Reviewed Date: March 4th, 2022
When was the last time you were truly engaged in a conversation and lost sense of time? Or when was the last time you felt another person understood your perspective and you felt heard? If you are thinking, it means you had fewer meaningful conversations recently.
We humans rarely listen. For the most part, we just read the monologue, forgetting there is a person in front of us. During a conversation, we check phones, look at distant things, and patiently wait for our turn to speak rather than actively listening to what the other person is saying.
Our lack of attentiveness while listening could be traced back to experiences we had during childhood. In other words, attachment styles. If a child grew up with attentive parents and caregivers, he/she would be more attentive while listening. But with inattentive parents, he/she would be anxious about relationships and constantly try to grab attention. (More of this in next post)

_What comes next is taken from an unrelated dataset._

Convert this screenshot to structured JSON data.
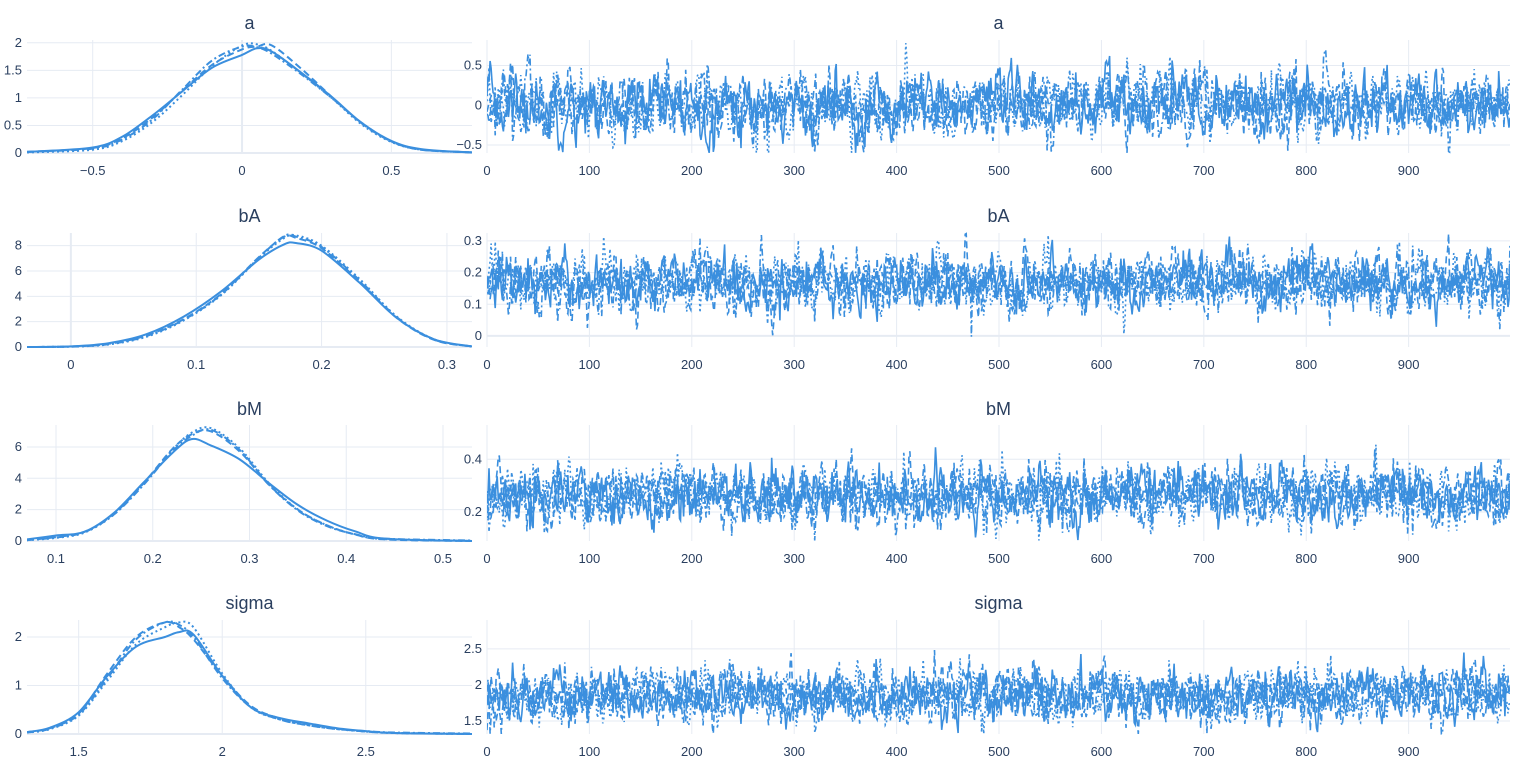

Though there are numerous books on listening, they don’t teach you how to listen but rather how to act like you are listening (nodding, mimicking gestures). Listening is more like a mindset than a skill. To be a good listener, one needs to adopt a mindset that everyone can offer something to the conversation.
No one is boring; everything depends on what questions you ask and how interested you are in knowing about the person. Unless something is significant to someone, he/she doesn’t bring that up in a conversation. Try to understand their emotions and feelings. So that other person feels they have been heard.